Le nom commun français flore fait son apparition dans la deuxième moitié du XVIIIe siècle. Il s’agit d’une adaptation du latin scientifique flora (Linné, 1745), lui-même tiré du nom de la déesse romaine Flora. Le premier sens du nom commun français correspond à celui du latin scientifique, soit ‘catalogue descriptif des plantes d’une région’. Peu après, flore prend le sens de ‘ensemble des plantes d’une région particulière’ (flore française, québécoise). Par analogie, le sens ‘ensemble des microorganismes d’un milieu donné’ (flore bactérienne, intestinale) émerge à la fin du XIXe siècle.
céréale
Cérès (en latin, Ceres) personnifiait chez les Romains l’agriculture, les moissons et la fertilité. Son pendant grec était la déesse Déméter. Les Romains avaient adopté des Grecs la coutume de la célébrer (du 12 au 19 avril) lors de la fête des Céréales (en latin, Cerealia). Celle-ci commémorait l’enlèvement par le dieu des Enfers, Pluton, de la fille de Cérès, Proserpine. Pour souligner la peine de la déesse, on portait des vêtements blancs et on s’abstenait de manger, de boire du vin et de s’adonner aux plaisirs charnels. Le latin classique possédait également un nom commun ceres, lié au précédent, signifiant ‘moisson’, ‘céréales’ ou ‘pain’. L’adjectif correspondant, cerealis, s’appliquait à la fois au nom propre et au nom commun : ‘relatif à la déesse Cérès’ et ‘relatif aux céréales’.

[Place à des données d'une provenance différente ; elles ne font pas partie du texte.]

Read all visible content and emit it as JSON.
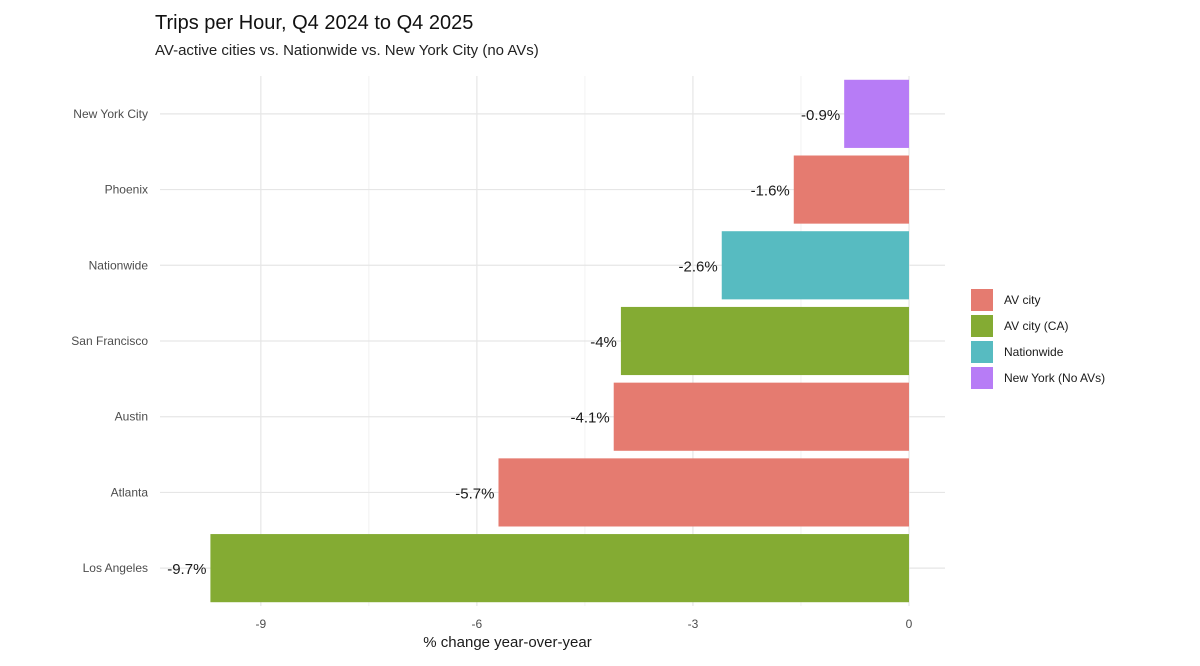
{
  "chart_data": {
    "type": "bar",
    "orientation": "horizontal",
    "title": "Trips per Hour, Q4 2024 to Q4 2025",
    "subtitle": "AV-active cities vs. Nationwide vs. New York City (no AVs)",
    "xlabel": "% change year-over-year",
    "ylabel": "",
    "xlim": [
      -10.4,
      0.5
    ],
    "x_ticks": [
      -9,
      -6,
      -3,
      0
    ],
    "grid": true,
    "legend_position": "right",
    "categories": [
      "New York City",
      "Phoenix",
      "Nationwide",
      "San Francisco",
      "Austin",
      "Atlanta",
      "Los Angeles"
    ],
    "values": [
      -0.9,
      -1.6,
      -2.6,
      -4.0,
      -4.1,
      -5.7,
      -9.7
    ],
    "value_labels": [
      "-0.9%",
      "-1.6%",
      "-2.6%",
      "-4%",
      "-4.1%",
      "-5.7%",
      "-9.7%"
    ],
    "groups": [
      "New York (No AVs)",
      "AV city",
      "Nationwide",
      "AV city (CA)",
      "AV city",
      "AV city",
      "AV city (CA)"
    ],
    "legend": [
      {
        "name": "AV city",
        "color": "#E57B70"
      },
      {
        "name": "AV city (CA)",
        "color": "#84AB33"
      },
      {
        "name": "Nationwide",
        "color": "#57BBC1"
      },
      {
        "name": "New York (No AVs)",
        "color": "#B77CF6"
      }
    ]
  }
}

L’adjectif cerealis a été adapté en français sous la forme céréale, d’abord au XVIe siècle dans le sens de ‘relatif à la déesse Cérès’. La première attestation du substantif date du début du XVIIIe siècle dans le sens de ‘fêtes célébrant la déesse Cérès’ (les céréales). On se rapproche du sens moderne à la fin du même siècle, lorsque l’adjectif céréale se rapporte pour la première fois au nom commun latin ceres, avec le sens de ‘caractérisé par des grains farineux comestibles’ (plantes, graines céréales). L’emploi nominal moderne de céréale ‘plante dont les graines servent à la confection du pain’ débute au tournant du XIXe siècle, remplaçant graduellement le nom blé, autrefois son synonyme, qui se restreindra par la suite à un seul type de céréale, le froment. On le rencontre surtout au pluriel (récolte des céréales). Par métonymie, céréales s’est ensuite appliqué aux graines de ces plantes destinées à la consommation (porcs nourris aux céréales). L’anglais américain cereal, emprunté au français céréale, fournira enfin au XXe siècle l’acception ‘flocons de céréales consommés le matin’ (bol de céréales), adopté par le Québec, puis par la France.